6.6.2  Mode Declarations

Mode declarations are a way for the user to give some additional information to the compiler, thus enabling it to do a better job. The ECLiPSe compiler makes use of the mode information mainly to improve indexing and to reduce code size.

Mode declarations are optional. They specify the argument instantiation patterns that a predicate will be called with at runtime, for example:

:- mode p(+), q(-), r(++, ?).

The possible argument modes and their meaning are:

+ the argument is instantiated, i.e., it is not a variable;
++ the argument is ground;
- the argument is not instantiated, it must be a free variable without any constraints, especially it must not occur in any other argument and it cannot be a suspending variable;
? the mode is not known or it is neither of the above ones.

Note that, if the actual instantiation of a predicate call violates its mode declaration, the behaviour is undefined. Usually, an unexpected failure occurs in this case.

6.6.3  Inlining

To improve efficiency, calls to user-defined predicates can be preprocessed and transformed at compile time. The directive inline/2, e.g.,

:- inline(mypred/1, mytranspred/2).

arranges for mytranspred/2 to be invoked at compile time for each call to the predicate mypred/1 before this call is being compiled.

The transformation predicate receives the original call to mypred/1 as its first argument, and is expected to return a replacement goal in its second argument. This replacement goal replaces the original call in the compiled code. Usually, the replacement goal would be semantically equivalent, but more efficient than the original goal. When the transformation predicate fails, the original goal is not replaced.
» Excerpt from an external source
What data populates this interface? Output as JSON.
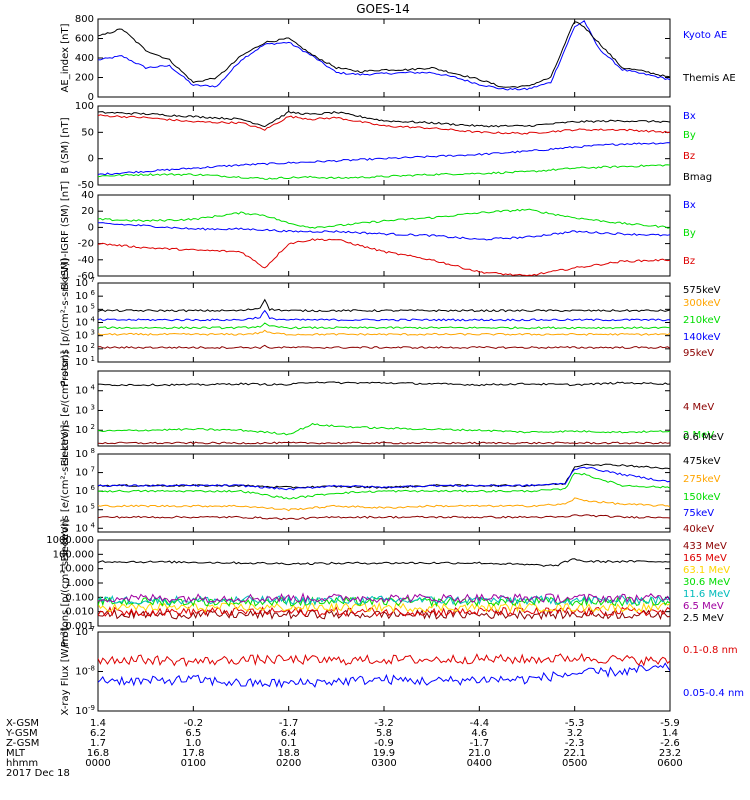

Typically, a predicate would be defined together with the corresponding inlining transformation predicate, e.g.,

:- inline(double/2, trans_double/2).

double(X, Y) :-
        Y is 2*X.

trans_double(double(X, Y), Y=Result) :-
        not nonground(X),    % if X already known at compile time:
        Result is 2*X.       % do calculation at compile time!

All compiled calls to double/2 will now be preprocessed by being passed to trans_double/2. For example, if we now compile the following predicate involving double/2:

sample :-
        double(12, Y), ...,  double(Y, Z).

then the first call to double will be replaced by Y = 24 while the second one will be unaffected. The code that the compiler sees and compiles is therefore

sample :-
        Y = 24, ...,  double(Y, Z).

Note that meta-calls (e.g., via call/1) are never preprocessed, they always go directly to the definition of double/2.

Transformation can be disabled for debugging purposes by adding

:- pragma(noexpand).

to the compiled file, or by setting the global flag

:- set_flag(goal_expansion, off).

6.6.4  Clause Expansion

Before compilation, the compiler also performs clause macro expansion (macro/3). This includes the DCG grammar rule expansion (section 13.3).